No newspaper reports have been found yet indicating exactly when the monument was extended to 34 feet on top of South Mountain, but it is believed to be in the fall of 1827.

Hardy wrote the newspaper letter on behalf of those who built the monument. The foundation for the monument was laid down July 3.

"As it was raised in much haste, we cannot boast the regular accuracy of perfect beauty yet it possesses both solidity and durability, two important qualities - it has such strength as I think will preserve it for ages," he wrote.

The monument in the Washington Monument State Park stands on Monument Knob, originally called The Blue Rock, a 1,550-foot peak of South Mountain on the Frederick-Washington County line four miles east of Boonsboro.

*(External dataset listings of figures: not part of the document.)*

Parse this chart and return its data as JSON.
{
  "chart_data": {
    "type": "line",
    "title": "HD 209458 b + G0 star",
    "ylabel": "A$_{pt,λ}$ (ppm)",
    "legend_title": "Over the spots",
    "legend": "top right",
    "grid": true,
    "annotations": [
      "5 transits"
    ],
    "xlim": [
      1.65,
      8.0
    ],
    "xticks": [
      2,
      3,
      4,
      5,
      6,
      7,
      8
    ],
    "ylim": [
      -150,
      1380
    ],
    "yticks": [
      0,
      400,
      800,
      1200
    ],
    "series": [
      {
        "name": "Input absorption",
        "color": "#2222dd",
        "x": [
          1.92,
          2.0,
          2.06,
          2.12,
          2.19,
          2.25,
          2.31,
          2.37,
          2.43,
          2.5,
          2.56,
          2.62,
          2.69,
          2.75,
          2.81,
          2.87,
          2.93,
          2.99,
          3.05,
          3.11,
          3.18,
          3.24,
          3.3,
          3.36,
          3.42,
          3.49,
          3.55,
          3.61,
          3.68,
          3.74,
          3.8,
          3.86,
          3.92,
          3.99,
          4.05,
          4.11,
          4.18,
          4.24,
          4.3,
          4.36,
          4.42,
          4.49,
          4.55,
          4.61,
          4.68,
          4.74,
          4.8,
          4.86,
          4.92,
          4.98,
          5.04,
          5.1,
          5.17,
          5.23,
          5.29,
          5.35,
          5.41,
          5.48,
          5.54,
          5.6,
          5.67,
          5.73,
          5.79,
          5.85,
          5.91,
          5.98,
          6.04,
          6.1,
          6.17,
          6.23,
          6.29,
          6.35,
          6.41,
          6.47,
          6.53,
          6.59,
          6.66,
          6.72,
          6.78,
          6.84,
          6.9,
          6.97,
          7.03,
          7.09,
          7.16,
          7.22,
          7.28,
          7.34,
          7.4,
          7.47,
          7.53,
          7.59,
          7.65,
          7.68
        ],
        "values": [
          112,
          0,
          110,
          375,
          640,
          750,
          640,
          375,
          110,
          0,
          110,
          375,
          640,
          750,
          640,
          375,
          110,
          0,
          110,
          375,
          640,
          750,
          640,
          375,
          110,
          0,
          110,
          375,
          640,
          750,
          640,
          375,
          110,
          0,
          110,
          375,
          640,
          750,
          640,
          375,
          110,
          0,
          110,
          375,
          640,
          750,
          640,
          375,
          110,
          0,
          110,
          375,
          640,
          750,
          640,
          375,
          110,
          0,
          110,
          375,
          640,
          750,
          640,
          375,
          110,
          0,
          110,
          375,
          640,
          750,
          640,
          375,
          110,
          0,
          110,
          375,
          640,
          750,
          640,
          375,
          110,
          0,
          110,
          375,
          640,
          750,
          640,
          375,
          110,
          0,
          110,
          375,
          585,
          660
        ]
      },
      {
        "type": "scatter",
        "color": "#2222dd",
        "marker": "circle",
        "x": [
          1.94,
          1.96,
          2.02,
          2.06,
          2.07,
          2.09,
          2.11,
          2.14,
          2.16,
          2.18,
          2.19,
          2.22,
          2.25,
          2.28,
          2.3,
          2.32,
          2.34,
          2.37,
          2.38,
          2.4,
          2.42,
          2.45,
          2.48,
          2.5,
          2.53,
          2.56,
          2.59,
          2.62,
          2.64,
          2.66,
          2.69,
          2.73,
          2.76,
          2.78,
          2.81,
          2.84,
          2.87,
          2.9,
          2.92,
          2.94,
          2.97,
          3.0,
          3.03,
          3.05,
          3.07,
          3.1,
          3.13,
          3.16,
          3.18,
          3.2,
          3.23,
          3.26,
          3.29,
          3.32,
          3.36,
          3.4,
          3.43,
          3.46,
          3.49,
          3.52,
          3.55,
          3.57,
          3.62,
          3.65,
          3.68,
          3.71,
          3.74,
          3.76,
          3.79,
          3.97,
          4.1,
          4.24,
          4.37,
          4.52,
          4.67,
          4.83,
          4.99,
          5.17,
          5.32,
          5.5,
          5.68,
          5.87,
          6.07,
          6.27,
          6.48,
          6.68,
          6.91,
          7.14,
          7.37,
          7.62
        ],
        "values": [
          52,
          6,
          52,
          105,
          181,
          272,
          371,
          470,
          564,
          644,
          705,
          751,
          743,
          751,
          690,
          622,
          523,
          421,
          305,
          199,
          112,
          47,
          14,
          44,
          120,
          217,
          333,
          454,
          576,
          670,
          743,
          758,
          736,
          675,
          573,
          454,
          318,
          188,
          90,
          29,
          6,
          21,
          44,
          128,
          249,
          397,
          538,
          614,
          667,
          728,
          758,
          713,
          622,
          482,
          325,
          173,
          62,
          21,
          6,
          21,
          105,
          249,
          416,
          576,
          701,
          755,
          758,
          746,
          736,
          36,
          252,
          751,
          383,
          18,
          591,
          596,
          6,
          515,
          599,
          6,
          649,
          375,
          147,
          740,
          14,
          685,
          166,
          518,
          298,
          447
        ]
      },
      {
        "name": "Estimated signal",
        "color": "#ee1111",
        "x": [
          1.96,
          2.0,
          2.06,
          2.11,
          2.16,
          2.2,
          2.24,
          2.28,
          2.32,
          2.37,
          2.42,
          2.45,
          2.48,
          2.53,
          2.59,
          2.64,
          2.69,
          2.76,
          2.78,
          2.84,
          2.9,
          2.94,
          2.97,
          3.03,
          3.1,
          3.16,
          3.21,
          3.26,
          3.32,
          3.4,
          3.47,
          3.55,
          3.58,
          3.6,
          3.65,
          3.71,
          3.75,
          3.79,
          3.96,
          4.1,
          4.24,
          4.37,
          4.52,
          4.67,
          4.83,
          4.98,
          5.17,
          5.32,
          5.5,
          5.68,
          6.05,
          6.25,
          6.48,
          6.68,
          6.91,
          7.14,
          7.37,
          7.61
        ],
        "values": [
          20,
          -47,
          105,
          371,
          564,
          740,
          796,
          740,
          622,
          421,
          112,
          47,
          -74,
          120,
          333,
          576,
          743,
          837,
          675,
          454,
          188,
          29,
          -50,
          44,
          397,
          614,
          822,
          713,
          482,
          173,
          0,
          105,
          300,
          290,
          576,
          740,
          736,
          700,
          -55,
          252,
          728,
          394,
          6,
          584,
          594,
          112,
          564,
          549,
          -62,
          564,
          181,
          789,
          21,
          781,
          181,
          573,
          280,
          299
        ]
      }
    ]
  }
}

John Frye, director of the Western Maryland Room, said he was quite surprised by the letter since many people believe the monument was built essentially in one day.

However, it does not change the fact that the monument was the first one completed to honor George Washington, he said. Work on a Baltimore monument began earlier, in 1815, but was not finished until 1829.

The Boonsboro volunteers were serious about their work, Hardy wrote.

"Our thoughts and food were both highly spiced with the contemplation of our work, thereby needing no stimulants to excite an artificial appetite," he wrote.

Hardy described the workers: "Though a majority of the men were from that class of society who earn their bread by the sweat of their brow, yet I can safely, and do proudly say, that not one of them returned home intoxicated, so much superior was their desire to accomplish the work undertaken, than the love of self-gratification."

Hardy's account includes a slight criticism of some Frederick County residents.

"All (except a few accidental visitors from the adjoining county, who ate and drank, but stood aloof from the work) seemed influenced by a vigorous principle of emulation, that promised a speedy termination of that day's work."

About 500 volunteers originally built the monument without mortar and using stone found on the site. The monument had to be rebuilt in 1882 and 1935 after it fell into disrepair. The 1930 repair was done by the Civilian Conservation Corps and included mortar.